Sid looked down at the file on the table. “Emily Prosser.” He sipped his coffee and set it back down. He didn’t look happy to have it.
“Is something bothering you?” Ronnie asked.
“Not really,” said Sid. “I was just thinking.”
“You’re not eager to interview another one, are you? I would have thought you’d be interested in hearing all these women tell you about their sex lives.”
“They all should have been interviewed a year ago, when their memories were fresh. If Kapp had asked Ballantine’s wife right away, she might have told him about them.”

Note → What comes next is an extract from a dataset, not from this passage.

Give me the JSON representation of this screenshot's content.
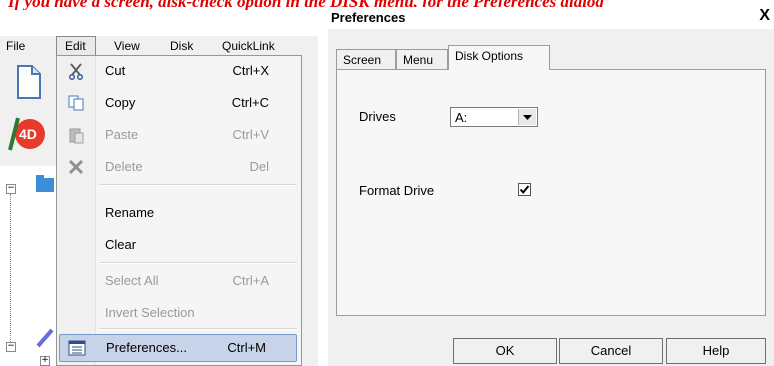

“I met Kapp in the old days, when I worked North Hollywood. You ever run into him?”
“I don’t think so,” Sid said.
“It wouldn’t have done any good if he had interviewed those women. They never would have told him anything.”
“Really?”
She nodded. “He was okay, but he wasn’t a woman, and he didn’t have the right personality to make women open up. He was a tough, all-business cop, and no genius. They would have known at the start that they didn’t have to tell him anything personal, just wait him out. And he didn’t exude enough bogus sympathy to make them forget to protect themselves.”
“I’m glad I married you instead of him,” said Sid.
“I can believe it,” she said. “I look better than Kapp even now. And with me around, you don’t have to be sensitive, or even smart.”